XVIII

Tout ce qu’avait désiré Eugène arrivait : la propriété lui restait ; l’usine allait bien ; la récolte de betteraves était splendide, et l’on pouvait compter sur un bon revenu ; sa femme avait accouché heureusement ; la belle-mère était partie, et il était élu à l’unanimité.

Après l’élection Eugène retourna chez lui. On le félicita. Il tint à remercier et, au dîner, il but cinq coupes de Champagne. Une organisation de vie tout à fait nouvelle se présentait à lui.

Il rentrait à la maison en réfléchissant à ses plans. On était en plein été, la route était belle, le soleil clair. En s’approchant de chez lui, Eugène pensait comment, grâce à cette élection, il allait occuper parmi le peuple la situation qu’il avait toujours souhaité d’avoir, c’est-à-dire qu’il pourrait le servir non seulement par les produits que donne le travail, mais par l’influence directe. Il se représentait comment, d’ici trois ans, on le jugerait, sa femme et les autres, les paysans, celui-ci, par exemple, pensa-t-il en traversant le village et regardant un paysan et une femme qui venaient à sa rencontre, portant un seau d’eau. Ils s’arrêtèrent pour laisser passer le tarentass. Le paysan était le vieux Petchnikoff, et la femme, Stepanida.

Eugène la regarda, la reconnut, et, avec joie, sentit qu’il restait tout à fait calme.
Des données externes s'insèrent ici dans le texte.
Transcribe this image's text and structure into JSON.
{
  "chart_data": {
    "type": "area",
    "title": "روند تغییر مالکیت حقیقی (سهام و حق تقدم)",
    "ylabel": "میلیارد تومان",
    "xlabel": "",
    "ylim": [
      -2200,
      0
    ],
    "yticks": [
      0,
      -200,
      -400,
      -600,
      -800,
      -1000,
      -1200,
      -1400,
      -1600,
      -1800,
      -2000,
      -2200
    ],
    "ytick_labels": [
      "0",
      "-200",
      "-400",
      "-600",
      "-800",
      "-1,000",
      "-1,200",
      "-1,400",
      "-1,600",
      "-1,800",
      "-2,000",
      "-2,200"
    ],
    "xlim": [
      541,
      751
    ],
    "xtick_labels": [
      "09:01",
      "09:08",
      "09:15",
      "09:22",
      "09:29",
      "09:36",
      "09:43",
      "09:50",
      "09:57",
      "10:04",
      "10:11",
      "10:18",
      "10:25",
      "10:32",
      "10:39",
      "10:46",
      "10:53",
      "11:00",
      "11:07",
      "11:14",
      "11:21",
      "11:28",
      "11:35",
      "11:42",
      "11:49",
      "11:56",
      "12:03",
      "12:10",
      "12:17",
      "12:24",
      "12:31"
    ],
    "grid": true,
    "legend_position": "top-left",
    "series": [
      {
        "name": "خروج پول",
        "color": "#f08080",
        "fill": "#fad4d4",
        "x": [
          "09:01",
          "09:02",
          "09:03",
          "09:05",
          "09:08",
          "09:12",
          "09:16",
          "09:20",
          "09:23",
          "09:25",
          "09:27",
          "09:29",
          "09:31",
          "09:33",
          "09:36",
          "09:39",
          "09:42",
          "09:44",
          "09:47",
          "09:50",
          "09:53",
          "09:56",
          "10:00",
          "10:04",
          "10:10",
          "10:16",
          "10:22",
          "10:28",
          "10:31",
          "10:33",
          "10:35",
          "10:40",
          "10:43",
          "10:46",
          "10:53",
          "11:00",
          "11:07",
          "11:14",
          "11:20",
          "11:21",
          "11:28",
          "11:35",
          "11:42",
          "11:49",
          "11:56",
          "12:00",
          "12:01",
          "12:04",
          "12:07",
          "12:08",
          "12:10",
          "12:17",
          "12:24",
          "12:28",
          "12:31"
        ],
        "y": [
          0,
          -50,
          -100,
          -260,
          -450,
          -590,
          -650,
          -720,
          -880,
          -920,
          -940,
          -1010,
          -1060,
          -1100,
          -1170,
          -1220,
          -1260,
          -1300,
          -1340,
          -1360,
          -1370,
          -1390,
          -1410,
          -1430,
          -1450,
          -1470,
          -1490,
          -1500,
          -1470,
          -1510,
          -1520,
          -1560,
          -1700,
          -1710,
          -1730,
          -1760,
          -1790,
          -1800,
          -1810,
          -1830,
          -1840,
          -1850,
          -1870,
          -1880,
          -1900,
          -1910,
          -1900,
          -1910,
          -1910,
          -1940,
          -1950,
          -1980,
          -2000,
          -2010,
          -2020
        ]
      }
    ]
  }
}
Elle était aussi attirante mais cela ne le troublait nullement. Il arriva à la maison.

Sa femme l’attendait sur le perron. La soirée était merveilleuse.

— Eh bien ! Peut-on féliciter ? demanda l’oncle.

— Oui. Je suis élu.

— C’est magnifique. Il faut maintenant arroser.

Le lendemain matin, Eugène alla dans la propriété qu’il avait un peu négligée. Dans le hameau fonctionnaient de nouvelles machines à battre le blé. Pour examiner le travail Eugène circulait parmi les femmes, tâchant de ne pas faire attention à elles. Mais, malgré ses efforts, deux fois il remarqua les yeux noirs et le fichu rouge de Stepanida, qui apportait de la paille ; deux fois il la regarda à la dérobée, et, de nouveau, ressentit quelque chose, mais quoi, il ne pouvait s’en rendre compte.

Mais le lendemain, quand il retourna de nouveau au hameau où sans nécessité il resta deux heures, ne cessant de caresser du regard l’image connue et belle de la jeune femme, il sentit qu’il était perdu, perdu sans retour. De nouveau les souffrances, de nouveau toute cette horreur, et il n’y avait plus de salut.

Ce qu’il craignait arriva. Le lendemain, le soir, ne sachant lui-même comment, il se trouva près de la haie de sa cour, en face de la grange au foin, où une fois, en automne, ils avaient eu un rendez-vous. Comme s’il était venu en se promenant, il s’arrêta là, et se mit à fumer une cigarette. Une voisine l’aperçut, et, en retournant dans le même endroit, il l’entendit qui disait à quelqu’un : « Va, il t’attend depuis une heure. Va donc, sotte ! » Il ne pouvait plus rebrousser chemin parce qu’un paysan allait à sa rencontre, mais il aperçut une femme, elle, qui courait du côté de la grange.